Ilse Schier: Kriegstrauung 1941

Dieser Eintrag stammt von Ilse Schier-Weimann (*1924) aus Berlin: ilseschier-weimann@web.de März 2011 Der Text ist ein Auszug aus dem Buch: "Die Frau hinter der Theke. Lebensgeschichte einer Berlinerin" erschienen im Frieling-Verlag Berlin, 2008

/lemo/bestand/objekt/schier_009 Seit 1935 lebte ich mit meinen Eltern und meiner Schwester in Schillen (Szillen) in Ostpreußen. Dann wirbelte 1940 ein Brief aus Berlin von Tante Klärchen alles durcheinander und veränderte unser Denken und Handeln: Sie bot nämlich meinen Eltern ihre Gaststätte in Berlin zum Kauf an für siebzehntausend Reichsmark, weil sie nach Jahren einen neuen Lebenspartner gefunden hatte und ihm folgen wollte. Tage- und Nächtelang haben die Eltern an einer Entscheidung gebastelt. Sollten sie den Sprung wagen? Ihre Existenz im Dorf Schillen war aufgrund des Krieges zertrümmert, da schien Berlin nicht nur ein Strohhalm, sondern ein dicker Balken zu sein, der ihnen gereicht wurde. Und das erforderliche Geld hatten sie sich erarbeitet.

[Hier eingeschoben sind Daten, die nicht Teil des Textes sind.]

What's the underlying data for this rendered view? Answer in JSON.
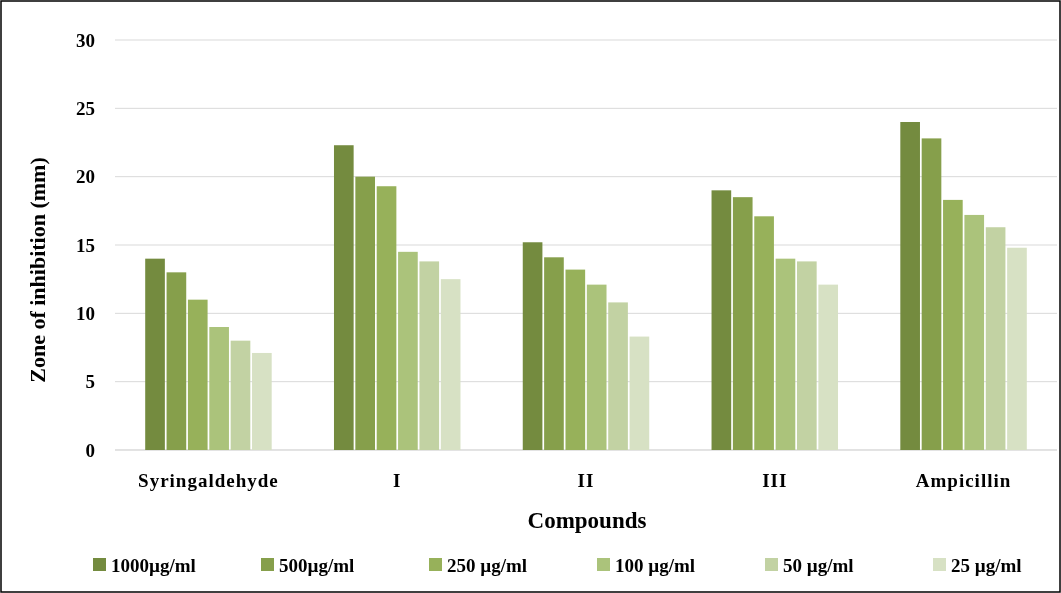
{
  "chart_data": {
    "type": "bar",
    "xlabel": "Compounds",
    "ylabel": "Zone of inhibition  (mm)",
    "categories": [
      "Syringaldehyde",
      "I",
      "II",
      "III",
      "Ampicillin"
    ],
    "series": [
      {
        "name": "1000µg/ml",
        "color": "#748b3f",
        "values": [
          14.0,
          22.3,
          15.2,
          19.0,
          24.0
        ]
      },
      {
        "name": "500µg/ml",
        "color": "#869f4b",
        "values": [
          13.0,
          20.0,
          14.1,
          18.5,
          22.8
        ]
      },
      {
        "name": "250 µg/ml",
        "color": "#97b15a",
        "values": [
          11.0,
          19.3,
          13.2,
          17.1,
          18.3
        ]
      },
      {
        "name": "100 µg/ml",
        "color": "#abc37b",
        "values": [
          9.0,
          14.5,
          12.1,
          14.0,
          17.2
        ]
      },
      {
        "name": "50 µg/ml",
        "color": "#c2d2a3",
        "values": [
          8.0,
          13.8,
          10.8,
          13.8,
          16.3
        ]
      },
      {
        "name": "25 µg/ml",
        "color": "#d7e1c4",
        "values": [
          7.1,
          12.5,
          8.3,
          12.1,
          14.8
        ]
      }
    ],
    "ylim": [
      0,
      30
    ],
    "yticks": [
      0,
      5,
      10,
      15,
      20,
      25,
      30
    ],
    "grid": "y",
    "legend": "bottom"
  }
}
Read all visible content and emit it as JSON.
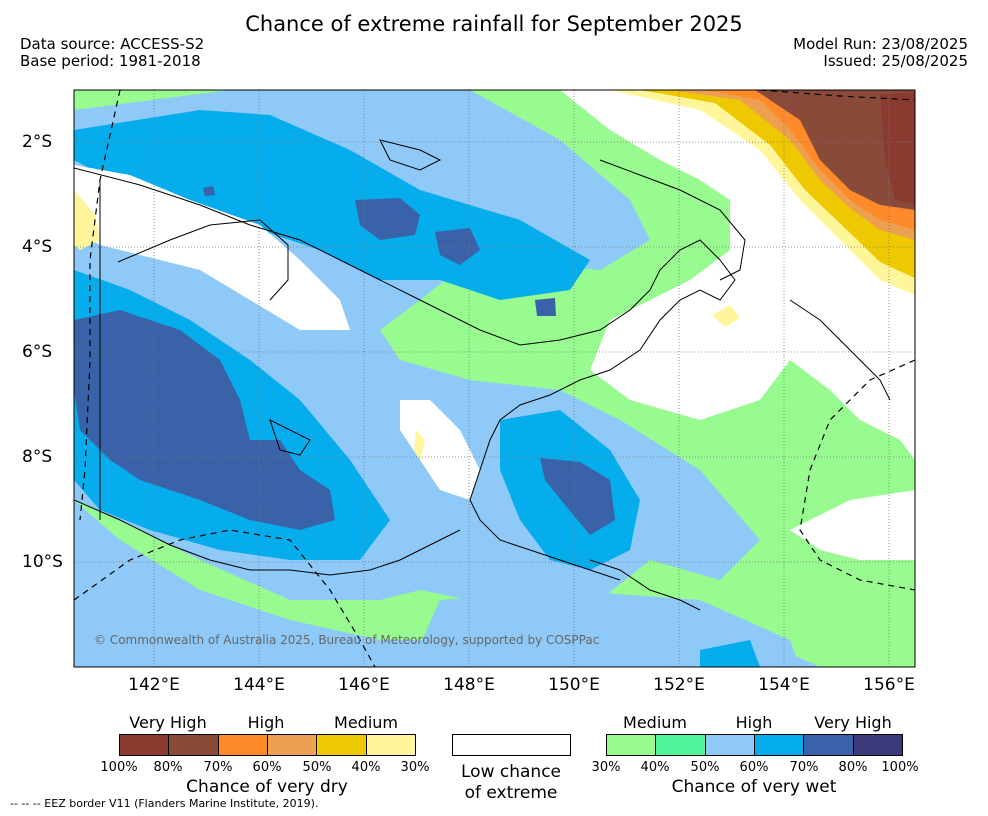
{
  "header": {
    "title": "Chance of extreme rainfall for September 2025",
    "data_source": "Data source: ACCESS-S2",
    "base_period": "Base period: 1981-2018",
    "model_run": "Model Run: 23/08/2025",
    "issued": "Issued: 25/08/2025"
  },
  "map": {
    "lon_labels": [
      "142°E",
      "144°E",
      "146°E",
      "148°E",
      "150°E",
      "152°E",
      "154°E",
      "156°E"
    ],
    "lat_labels": [
      "2°S",
      "4°S",
      "6°S",
      "8°S",
      "10°S"
    ],
    "credit": "© Commonwealth of Australia 2025, Bureau of Meteorology, supported by COSPPac",
    "gridlines": "dotted"
  },
  "legend": {
    "dry": {
      "categories": [
        "Very High",
        "High",
        "Medium"
      ],
      "ticks": [
        "100%",
        "80%",
        "70%",
        "60%",
        "50%",
        "40%",
        "30%"
      ],
      "colors": [
        "#8b3a2f",
        "#8a4a3a",
        "#ff8a2a",
        "#eda050",
        "#eec800",
        "#fff59a"
      ],
      "title": "Chance of very dry"
    },
    "low": {
      "line1": "Low chance",
      "line2": "of extreme",
      "color": "#ffffff"
    },
    "wet": {
      "categories": [
        "Medium",
        "High",
        "Very High"
      ],
      "ticks": [
        "30%",
        "40%",
        "50%",
        "60%",
        "70%",
        "80%",
        "100%"
      ],
      "colors": [
        "#98fb90",
        "#52f59a",
        "#8ec9f8",
        "#05adec",
        "#3a62a8",
        "#3d3a7c"
      ],
      "title": "Chance of very wet"
    }
  },
  "footer": {
    "eez_note": "--  --  -- EEZ border V11 (Flanders Marine Institute, 2019)."
  }
}
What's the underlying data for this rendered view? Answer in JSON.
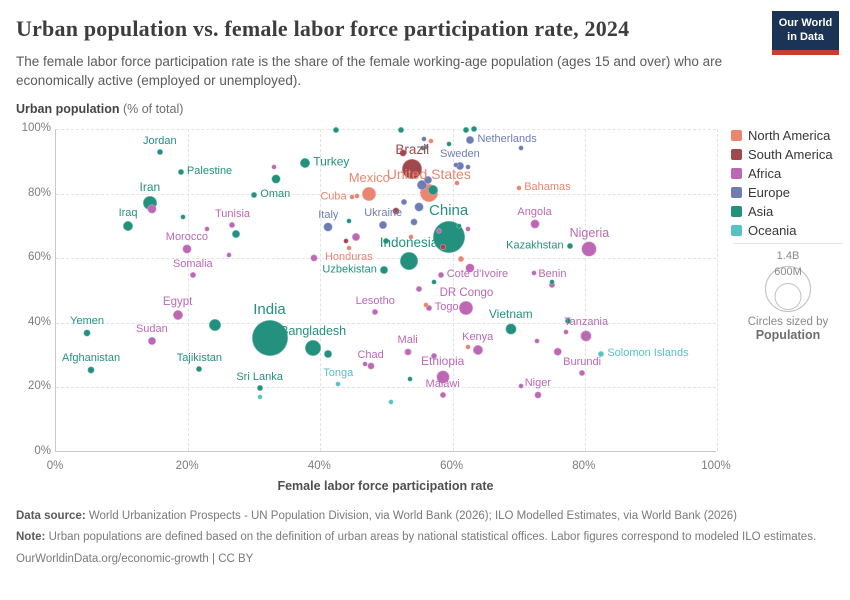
{
  "header": {
    "title": "Urban population vs. female labor force participation rate, 2024",
    "subtitle": "The female labor force participation rate is the share of the female working-age population (ages 15 and over) who are economically active (employed or unemployed).",
    "logo_line1": "Our World",
    "logo_line2": "in Data",
    "logo_bg": "#1b3455",
    "logo_stripe": "#cc3b32"
  },
  "axes": {
    "y_title_bold": "Urban population",
    "y_title_rest": " (% of total)",
    "x_title": "Female labor force participation rate"
  },
  "legend": {
    "items": [
      {
        "key": "north_america",
        "label": "North America"
      },
      {
        "key": "south_america",
        "label": "South America"
      },
      {
        "key": "africa",
        "label": "Africa"
      },
      {
        "key": "europe",
        "label": "Europe"
      },
      {
        "key": "asia",
        "label": "Asia"
      },
      {
        "key": "oceania",
        "label": "Oceania"
      }
    ],
    "colors": {
      "north_america": "#ea8570",
      "south_america": "#a1484e",
      "africa": "#bc68b4",
      "europe": "#6d7cb3",
      "asia": "#24917f",
      "oceania": "#55c2c4"
    }
  },
  "size_legend": {
    "big_label": "1.4B",
    "small_label": "600M",
    "caption": "Circles sized by",
    "caption_bold": "Population"
  },
  "footer": {
    "source_prefix": "Data source:",
    "source_text": " World Urbanization Prospects - UN Population Division, via World Bank (2026); ILO Modelled Estimates, via World Bank (2026)",
    "note_prefix": "Note:",
    "note_text": " Urban populations are defined based on the definition of urban areas by national statistical offices. Labor figures correspond to modeled ILO estimates.",
    "link": "OurWorldinData.org/economic-growth | CC BY"
  },
  "chart_data": {
    "type": "scatter",
    "title": "Urban population vs. female labor force participation rate, 2024",
    "xlabel": "Female labor force participation rate",
    "ylabel": "Urban population (% of total)",
    "xlim": [
      0,
      100
    ],
    "ylim": [
      0,
      100
    ],
    "x_ticks": [
      0,
      20,
      40,
      60,
      80,
      100
    ],
    "y_ticks": [
      0,
      20,
      40,
      60,
      80,
      100
    ],
    "grid": "dashed",
    "legend_position": "right",
    "points": [
      {
        "name": "Jordan",
        "continent": "asia",
        "x": 15.7,
        "y": 92.8,
        "r": 3,
        "anchor": "above"
      },
      {
        "name": "Palestine",
        "continent": "asia",
        "x": 18.9,
        "y": 86.6,
        "r": 3,
        "anchor": "right"
      },
      {
        "name": "Iran",
        "continent": "asia",
        "x": 14.2,
        "y": 77.0,
        "r": 7,
        "anchor": "above",
        "fs": 12
      },
      {
        "name": "Iraq",
        "continent": "asia",
        "x": 10.9,
        "y": 69.9,
        "r": 5,
        "anchor": "above"
      },
      {
        "name": "Oman",
        "continent": "asia",
        "x": 30.0,
        "y": 79.5,
        "r": 3,
        "anchor": "right"
      },
      {
        "name": "Turkey",
        "continent": "asia",
        "x": 37.7,
        "y": 89.4,
        "r": 5,
        "anchor": "right",
        "fs": 12
      },
      {
        "name": "China",
        "continent": "asia",
        "x": 59.4,
        "y": 66.5,
        "r": 16,
        "anchor": "above",
        "fs": 15
      },
      {
        "name": "Indonesia",
        "continent": "asia",
        "x": 53.4,
        "y": 59.0,
        "r": 9,
        "anchor": "above",
        "fs": 13.5
      },
      {
        "name": "India",
        "continent": "asia",
        "x": 32.3,
        "y": 35.4,
        "r": 18,
        "anchor": "above",
        "fs": 15
      },
      {
        "name": "Bangladesh",
        "continent": "asia",
        "x": 38.9,
        "y": 32.3,
        "r": 8,
        "anchor": "above",
        "fs": 12.5
      },
      {
        "name": "Vietnam",
        "continent": "asia",
        "x": 68.8,
        "y": 38.2,
        "r": 5.5,
        "anchor": "above",
        "fs": 12
      },
      {
        "name": "Kazakhstan",
        "continent": "asia",
        "x": 77.7,
        "y": 63.7,
        "r": 3,
        "anchor": "left"
      },
      {
        "name": "Uzbekistan",
        "continent": "asia",
        "x": 49.6,
        "y": 56.5,
        "r": 4,
        "anchor": "left"
      },
      {
        "name": "Tajikistan",
        "continent": "asia",
        "x": 21.7,
        "y": 25.8,
        "r": 3,
        "anchor": "above"
      },
      {
        "name": "Afghanistan",
        "continent": "asia",
        "x": 5.3,
        "y": 25.5,
        "r": 3.5,
        "anchor": "above"
      },
      {
        "name": "Yemen",
        "continent": "asia",
        "x": 4.7,
        "y": 36.9,
        "r": 3.5,
        "anchor": "above"
      },
      {
        "name": "Sri Lanka",
        "continent": "asia",
        "x": 30.8,
        "y": 19.9,
        "r": 3,
        "anchor": "above"
      },
      {
        "name": "Netherlands",
        "continent": "europe",
        "x": 62.7,
        "y": 96.6,
        "r": 4,
        "anchor": "right"
      },
      {
        "name": "Sweden",
        "continent": "europe",
        "x": 61.1,
        "y": 88.5,
        "r": 4,
        "anchor": "above"
      },
      {
        "name": "Italy",
        "continent": "europe",
        "x": 41.2,
        "y": 69.6,
        "r": 4.5,
        "anchor": "above"
      },
      {
        "name": "Ukraine",
        "continent": "europe",
        "x": 49.5,
        "y": 70.3,
        "r": 4,
        "anchor": "above"
      },
      {
        "name": "United States",
        "continent": "north_america",
        "x": 56.4,
        "y": 80.1,
        "r": 9,
        "anchor": "above",
        "fs": 14
      },
      {
        "name": "Mexico",
        "continent": "north_america",
        "x": 47.4,
        "y": 79.8,
        "r": 7,
        "anchor": "above",
        "fs": 13
      },
      {
        "name": "Cuba",
        "continent": "north_america",
        "x": 44.8,
        "y": 78.9,
        "r": 2.5,
        "anchor": "left"
      },
      {
        "name": "Honduras",
        "continent": "north_america",
        "x": 44.3,
        "y": 63.3,
        "r": 2.5,
        "anchor": "below"
      },
      {
        "name": "Bahamas",
        "continent": "north_america",
        "x": 70.0,
        "y": 81.7,
        "r": 2.5,
        "anchor": "right"
      },
      {
        "name": "Brazil",
        "continent": "south_america",
        "x": 53.9,
        "y": 87.6,
        "r": 10,
        "anchor": "above",
        "fs": 13.5
      },
      {
        "name": "Tunisia",
        "continent": "africa",
        "x": 26.7,
        "y": 70.2,
        "r": 3,
        "anchor": "above"
      },
      {
        "name": "Morocco",
        "continent": "africa",
        "x": 19.8,
        "y": 62.7,
        "r": 4.5,
        "anchor": "above"
      },
      {
        "name": "Somalia",
        "continent": "africa",
        "x": 20.7,
        "y": 54.7,
        "r": 3,
        "anchor": "above"
      },
      {
        "name": "Egypt",
        "continent": "africa",
        "x": 18.4,
        "y": 42.5,
        "r": 5,
        "anchor": "above",
        "fs": 11.5
      },
      {
        "name": "Sudan",
        "continent": "africa",
        "x": 14.5,
        "y": 34.5,
        "r": 4,
        "anchor": "above"
      },
      {
        "name": "Nigeria",
        "continent": "africa",
        "x": 80.7,
        "y": 62.7,
        "r": 7.5,
        "anchor": "above",
        "fs": 12.5
      },
      {
        "name": "Angola",
        "continent": "africa",
        "x": 72.4,
        "y": 70.5,
        "r": 4.5,
        "anchor": "above"
      },
      {
        "name": "Benin",
        "continent": "africa",
        "x": 75.1,
        "y": 51.6,
        "r": 3,
        "anchor": "above"
      },
      {
        "name": "Cote d'Ivoire",
        "continent": "africa",
        "x": 58.2,
        "y": 54.7,
        "r": 3,
        "anchor": "right"
      },
      {
        "name": "DR Congo",
        "continent": "africa",
        "x": 62.1,
        "y": 44.7,
        "r": 7,
        "anchor": "above",
        "fs": 11.5
      },
      {
        "name": "Lesotho",
        "continent": "africa",
        "x": 48.3,
        "y": 43.2,
        "r": 3,
        "anchor": "above"
      },
      {
        "name": "Togo",
        "continent": "africa",
        "x": 56.4,
        "y": 44.6,
        "r": 3,
        "anchor": "right"
      },
      {
        "name": "Mali",
        "continent": "africa",
        "x": 53.2,
        "y": 31.1,
        "r": 3.5,
        "anchor": "above"
      },
      {
        "name": "Chad",
        "continent": "africa",
        "x": 47.6,
        "y": 26.6,
        "r": 3.5,
        "anchor": "above"
      },
      {
        "name": "Kenya",
        "continent": "africa",
        "x": 63.8,
        "y": 31.7,
        "r": 5,
        "anchor": "above"
      },
      {
        "name": "Ethiopia",
        "continent": "africa",
        "x": 58.5,
        "y": 23.3,
        "r": 6.5,
        "anchor": "above",
        "fs": 12
      },
      {
        "name": "Malawi",
        "continent": "africa",
        "x": 58.5,
        "y": 17.7,
        "r": 3,
        "anchor": "above"
      },
      {
        "name": "Niger",
        "continent": "africa",
        "x": 72.9,
        "y": 17.7,
        "r": 3.5,
        "anchor": "above"
      },
      {
        "name": "Burundi",
        "continent": "africa",
        "x": 79.6,
        "y": 24.5,
        "r": 3,
        "anchor": "above"
      },
      {
        "name": "Tanzania",
        "continent": "africa",
        "x": 80.2,
        "y": 36.0,
        "r": 5.5,
        "anchor": "above"
      },
      {
        "name": "Tonga",
        "continent": "oceania",
        "x": 42.7,
        "y": 21.1,
        "r": 2.5,
        "anchor": "above"
      },
      {
        "name": "Solomon Islands",
        "continent": "oceania",
        "x": 82.5,
        "y": 30.4,
        "r": 3,
        "anchor": "right"
      },
      {
        "name": "",
        "continent": "africa",
        "x": 14.5,
        "y": 75.2,
        "r": 4.5
      },
      {
        "name": "",
        "continent": "africa",
        "x": 22.9,
        "y": 69.0,
        "r": 2.5
      },
      {
        "name": "",
        "continent": "africa",
        "x": 26.2,
        "y": 60.9,
        "r": 2.5
      },
      {
        "name": "",
        "continent": "africa",
        "x": 33.0,
        "y": 88.2,
        "r": 2.5
      },
      {
        "name": "",
        "continent": "africa",
        "x": 39.1,
        "y": 60.2,
        "r": 3.5
      },
      {
        "name": "",
        "continent": "africa",
        "x": 45.4,
        "y": 66.5,
        "r": 4
      },
      {
        "name": "",
        "continent": "africa",
        "x": 54.9,
        "y": 50.6,
        "r": 3
      },
      {
        "name": "",
        "continent": "africa",
        "x": 57.2,
        "y": 29.6,
        "r": 3
      },
      {
        "name": "",
        "continent": "africa",
        "x": 58.0,
        "y": 68.5,
        "r": 2.5
      },
      {
        "name": "",
        "continent": "africa",
        "x": 62.3,
        "y": 69.0,
        "r": 2.5
      },
      {
        "name": "",
        "continent": "africa",
        "x": 62.7,
        "y": 57.1,
        "r": 4.5
      },
      {
        "name": "",
        "continent": "africa",
        "x": 70.3,
        "y": 20.5,
        "r": 2.5
      },
      {
        "name": "",
        "continent": "africa",
        "x": 72.8,
        "y": 34.5,
        "r": 2.5
      },
      {
        "name": "",
        "continent": "africa",
        "x": 77.2,
        "y": 37.0,
        "r": 2.5
      },
      {
        "name": "",
        "continent": "africa",
        "x": 75.9,
        "y": 31.1,
        "r": 4.3
      },
      {
        "name": "",
        "continent": "africa",
        "x": 72.3,
        "y": 55.3,
        "r": 2.5
      },
      {
        "name": "",
        "continent": "africa",
        "x": 46.8,
        "y": 27.3,
        "r": 2.5
      },
      {
        "name": "",
        "continent": "asia",
        "x": 19.2,
        "y": 72.7,
        "r": 2.5
      },
      {
        "name": "",
        "continent": "asia",
        "x": 27.3,
        "y": 67.4,
        "r": 4
      },
      {
        "name": "",
        "continent": "asia",
        "x": 33.3,
        "y": 84.5,
        "r": 4.5
      },
      {
        "name": "",
        "continent": "asia",
        "x": 24.0,
        "y": 39.4,
        "r": 6
      },
      {
        "name": "",
        "continent": "asia",
        "x": 42.4,
        "y": 99.7,
        "r": 3
      },
      {
        "name": "",
        "continent": "asia",
        "x": 52.2,
        "y": 99.7,
        "r": 3
      },
      {
        "name": "",
        "continent": "asia",
        "x": 62.0,
        "y": 99.7,
        "r": 3
      },
      {
        "name": "",
        "continent": "asia",
        "x": 63.2,
        "y": 99.9,
        "r": 3
      },
      {
        "name": "",
        "continent": "asia",
        "x": 55.5,
        "y": 94.0,
        "r": 2.5
      },
      {
        "name": "",
        "continent": "asia",
        "x": 59.4,
        "y": 95.3,
        "r": 2.5
      },
      {
        "name": "",
        "continent": "asia",
        "x": 57.0,
        "y": 81.0,
        "r": 5
      },
      {
        "name": "",
        "continent": "asia",
        "x": 44.3,
        "y": 71.4,
        "r": 2.5
      },
      {
        "name": "",
        "continent": "asia",
        "x": 49.9,
        "y": 65.2,
        "r": 3
      },
      {
        "name": "",
        "continent": "asia",
        "x": 57.2,
        "y": 52.5,
        "r": 2.5
      },
      {
        "name": "",
        "continent": "asia",
        "x": 53.6,
        "y": 22.7,
        "r": 2.5
      },
      {
        "name": "",
        "continent": "asia",
        "x": 75.1,
        "y": 52.5,
        "r": 2.5
      },
      {
        "name": "",
        "continent": "asia",
        "x": 77.4,
        "y": 40.7,
        "r": 3
      },
      {
        "name": "",
        "continent": "asia",
        "x": 41.2,
        "y": 30.4,
        "r": 4
      },
      {
        "name": "",
        "continent": "asia",
        "x": 61.0,
        "y": 70.0,
        "r": 2.5
      },
      {
        "name": "",
        "continent": "europe",
        "x": 56.0,
        "y": 94.5,
        "r": 2.5
      },
      {
        "name": "",
        "continent": "europe",
        "x": 55.7,
        "y": 96.9,
        "r": 2.5
      },
      {
        "name": "",
        "continent": "europe",
        "x": 70.3,
        "y": 94.1,
        "r": 2.5
      },
      {
        "name": "",
        "continent": "europe",
        "x": 62.4,
        "y": 88.2,
        "r": 2.5
      },
      {
        "name": "",
        "continent": "europe",
        "x": 60.5,
        "y": 88.7,
        "r": 2.5
      },
      {
        "name": "",
        "continent": "europe",
        "x": 56.3,
        "y": 84.2,
        "r": 4
      },
      {
        "name": "",
        "continent": "europe",
        "x": 55.4,
        "y": 82.6,
        "r": 5
      },
      {
        "name": "",
        "continent": "europe",
        "x": 54.9,
        "y": 75.8,
        "r": 4.5
      },
      {
        "name": "",
        "continent": "europe",
        "x": 52.6,
        "y": 77.5,
        "r": 3
      },
      {
        "name": "",
        "continent": "europe",
        "x": 54.1,
        "y": 71.1,
        "r": 3.5
      },
      {
        "name": "",
        "continent": "north_america",
        "x": 45.6,
        "y": 79.2,
        "r": 2.5
      },
      {
        "name": "",
        "continent": "north_america",
        "x": 56.7,
        "y": 96.3,
        "r": 2.5
      },
      {
        "name": "",
        "continent": "north_america",
        "x": 60.6,
        "y": 83.2,
        "r": 2.5
      },
      {
        "name": "",
        "continent": "north_america",
        "x": 53.7,
        "y": 66.5,
        "r": 2.5
      },
      {
        "name": "",
        "continent": "north_america",
        "x": 61.2,
        "y": 59.6,
        "r": 3
      },
      {
        "name": "",
        "continent": "north_america",
        "x": 62.4,
        "y": 32.6,
        "r": 2.5
      },
      {
        "name": "",
        "continent": "north_america",
        "x": 56.0,
        "y": 45.5,
        "r": 2.5
      },
      {
        "name": "",
        "continent": "south_america",
        "x": 52.5,
        "y": 92.5,
        "r": 3.5
      },
      {
        "name": "",
        "continent": "south_america",
        "x": 51.4,
        "y": 74.5,
        "r": 3.5
      },
      {
        "name": "",
        "continent": "south_america",
        "x": 43.9,
        "y": 65.2,
        "r": 2.5
      },
      {
        "name": "",
        "continent": "south_america",
        "x": 58.5,
        "y": 63.5,
        "r": 3
      },
      {
        "name": "",
        "continent": "oceania",
        "x": 30.9,
        "y": 17.1,
        "r": 2.5
      },
      {
        "name": "",
        "continent": "oceania",
        "x": 50.7,
        "y": 15.5,
        "r": 2.5
      }
    ]
  }
}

Nun ging die Feldpostbriefe zwischen meinem Verlobten Reinhard und mir hin und her: "Ich soll mitgehen nach Berlin!" "Dann lass' uns noch vorher heiraten", schrieb er zurück. Keiner wollte sich dem verschließen. Und wieder purzelten in der Familie die grauen Zellen durcheinander: Nachdenken, ob wir das alles in die Reihe kriegen - Organisationstalent war gefragt. Und als alle Einzelheiten durchgesprochen waren, fiel die Entscheidung für Berlin! In Berlin erwartete uns ein Eck-Restaurant in der Neanderstraße 28, eine urige Kneipe in Stadtmitte (heute U-Bahn-Station Heinrich-Heine-Straße) und in der zweiten Etage eine Drei-Zimmer-Wohnung. In der ersten Etage war das Polizeirevier 13 etabliert - sichere Gäste, spekulierten wir schon! Vom verschlafenen Dorf in die Häuserwüste Berlin, die Straße ohne Baum und Strauch...

Was nun kam, kann sich jeder ausmalen. Der Hochzeitstermin wurde auf Rosenmontag, den 24. Februar 1941, festgelegt; der Umzug nach Berlin sollte zum 1. März 1941 erfolgen. Da Reinhard als Wachtmeister Berufssoldat und auf 12 Jahre verpflichtet war, musste ich als seine künftige Ehefrau für die Heirat den "Arischen Nachweis" erbringen. Wochenlang war ich damit beschäftigt, die Standesämter um die entsprechenden Dokumente zu bitten. Gottlob kriegte ich alles Erforderliche zusammen und konnte somit meinen "Ahnenpass" vorweisen. Das Hitler-Regime hatte seine eigenen, besonderen Ansprüche und Gesetze auch für die Wehrmacht: die "Arische Rasse" als Herrscher über die "Untermenschen" als Ziel. Aus der Sicht des heutigen globalen Völkermix war die Nazi-Arroganz ungeheuerlich!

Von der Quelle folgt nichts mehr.